I have implemented longest path calculation of a weighted DAG using R igraph.
My implementation (shown below) is slow for large graphs. I would greatly appreciate any hints to speed it up. Any thoughts on how far my implementation is from the best known/typical algorithm is also welcome.
Thanks!
# g is the igraph DAG
# g <- graph.tree(10000, 2, mode="out")
# E(g)$weight <- round(runif(length(E(g))),2) * 50
# Topological sort
tsg <- topological.sort(g)
# Set root path attributes
# Root distance
V(g)[tsg[1]]$rdist <- 0
# Path to root
V(g)[tsg[1]]$rpath <- tsg[1]
# Get longest path from root to every node
for(node in tsg[-1])
{
# Get distance from node's predecessors
w <- E(g)[to(node)]$weight
# Get distance from root to node's predecessors
d <- V(g)[nei(node,mode="in")]$rdist
# Add distances (assuming one-one corr.)
wd <- w+d
# Set node's distance from root to max of added distances
mwd <- max(wd)
V(g)[node]$rdist <- mwd
# Set node's path from root to path of max of added distances
mwdn <- as.vector(V(g)[nei(node,mode="in")])[match(mwd,wd)]

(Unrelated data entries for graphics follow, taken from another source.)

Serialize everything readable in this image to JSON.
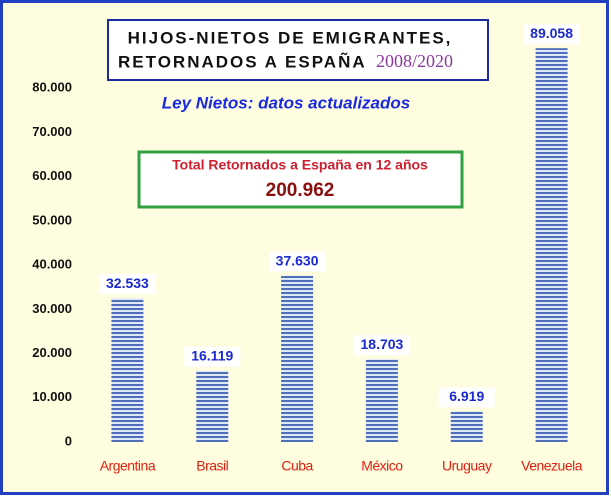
{
  "chart_data": {
    "type": "bar",
    "title_line1": "HIJOS-NIETOS DE EMIGRANTES,",
    "title_line2": "RETORNADOS A ESPAÑA",
    "title_years": "2008/2020",
    "subtitle": "Ley Nietos: datos actualizados",
    "total_label": "Total Retornados a España en 12 años",
    "total_value": "200.962",
    "categories": [
      "Argentina",
      "Brasil",
      "Cuba",
      "México",
      "Uruguay",
      "Venezuela"
    ],
    "values": [
      32533,
      16119,
      37630,
      18703,
      6919,
      89058
    ],
    "value_labels": [
      "32.533",
      "16.119",
      "37.630",
      "18.703",
      "6.919",
      "89.058"
    ],
    "ylim": [
      0,
      90000
    ],
    "yticks": [
      0,
      {
        "value": 10000,
        "label": "10.000"
      },
      {
        "value": 20000,
        "label": "20.000"
      },
      {
        "value": 30000,
        "label": "30.000"
      },
      {
        "value": 40000,
        "label": "40.000"
      },
      {
        "value": 50000,
        "label": "50.000"
      },
      {
        "value": 60000,
        "label": "60.000"
      },
      {
        "value": 70000,
        "label": "70.000"
      },
      {
        "value": 80000,
        "label": "80.000"
      }
    ],
    "grid": false
  }
}
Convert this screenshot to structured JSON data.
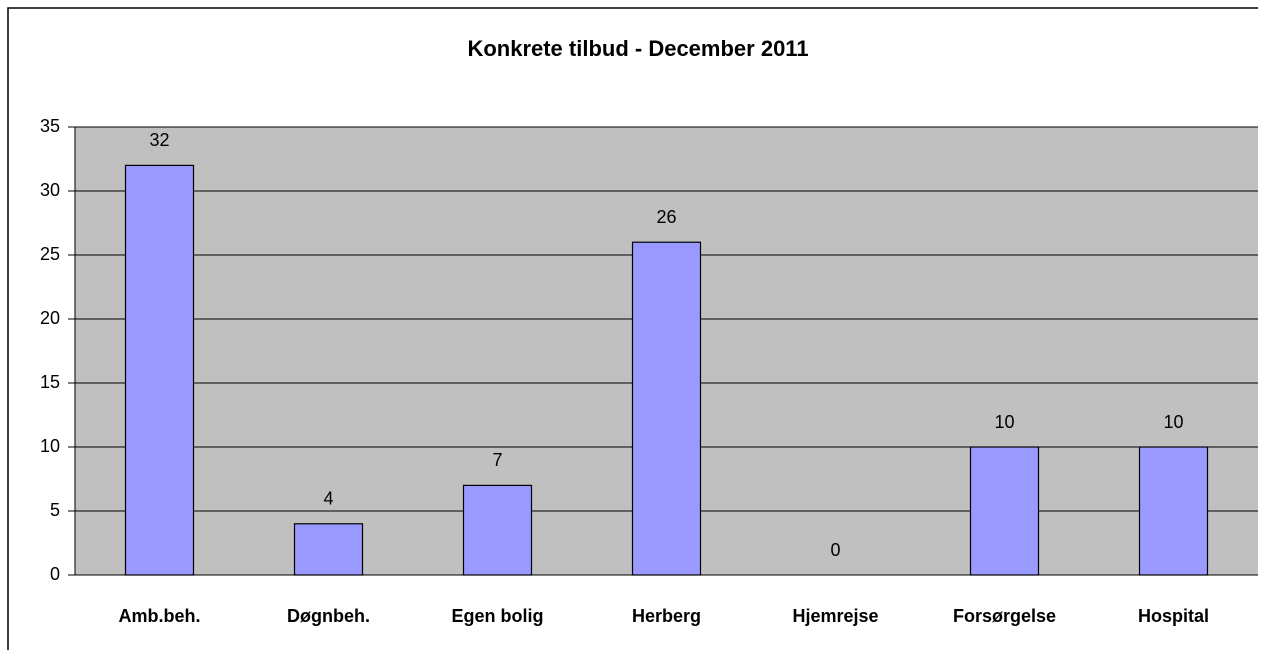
{
  "chart_data": {
    "type": "bar",
    "title": "Konkrete tilbud - December 2011",
    "categories": [
      "Amb.beh.",
      "Døgnbeh.",
      "Egen bolig",
      "Herberg",
      "Hjemrejse",
      "Forsørgelse",
      "Hospital"
    ],
    "values": [
      32,
      4,
      7,
      26,
      0,
      10,
      10
    ],
    "color": "#9999ff",
    "ylim": [
      0,
      35
    ],
    "yticks": [
      0,
      5,
      10,
      15,
      20,
      25,
      30,
      35
    ],
    "grid": true,
    "data_labels": true
  }
}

V(g)[node]$rpath <- list(c(unlist(V(g)[mwdn]$rpath), node))
}
# Longest path length is the largest distance from root
lpl <- max(V(g)$rdist)
# Enumerate longest path
lpm <- unlist(V(g)[match(lpl,V(g)$rdist)]$rpath)
V(g)$critical <- 0
g <- set.vertex.attribute(g, name="critical", index=lpm, value=1)

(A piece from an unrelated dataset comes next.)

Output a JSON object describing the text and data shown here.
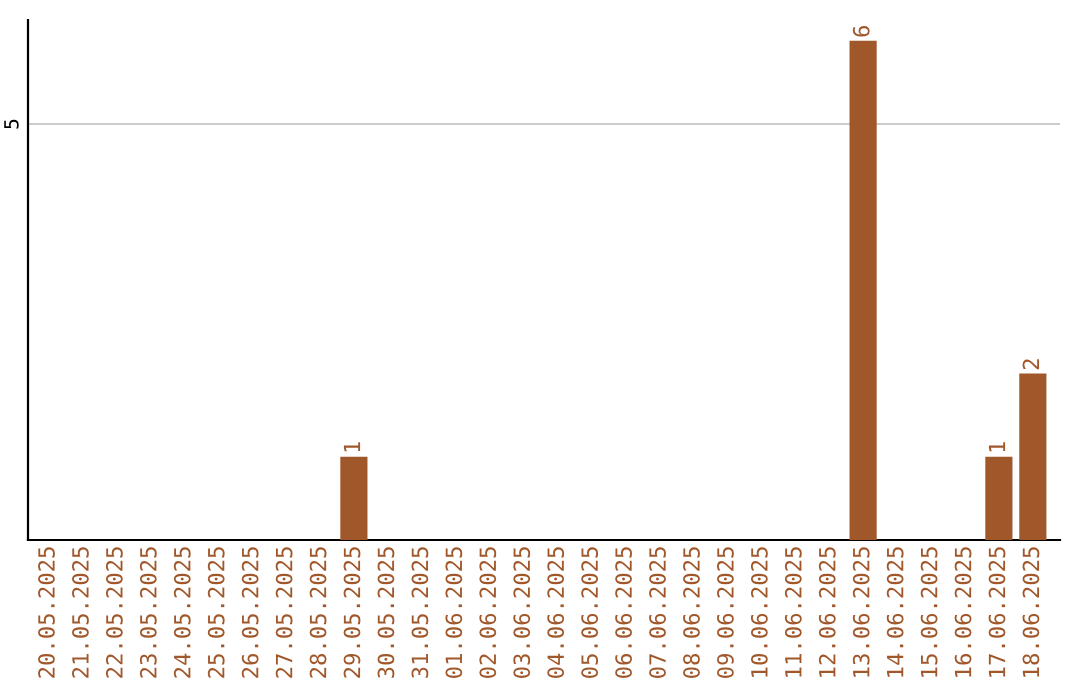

I also had a slow R version. It was taking ~20 minutes for 200k edges and 30k vertices, so I broke down and implemented
get.shortest.paths()for graphs with negative edge weights, which you can use to find longest paths by inverting all edge weights. You can try my fork of Rigraphhere.I experienced between 100x and 1000x speedup when switching from my R implementation to C.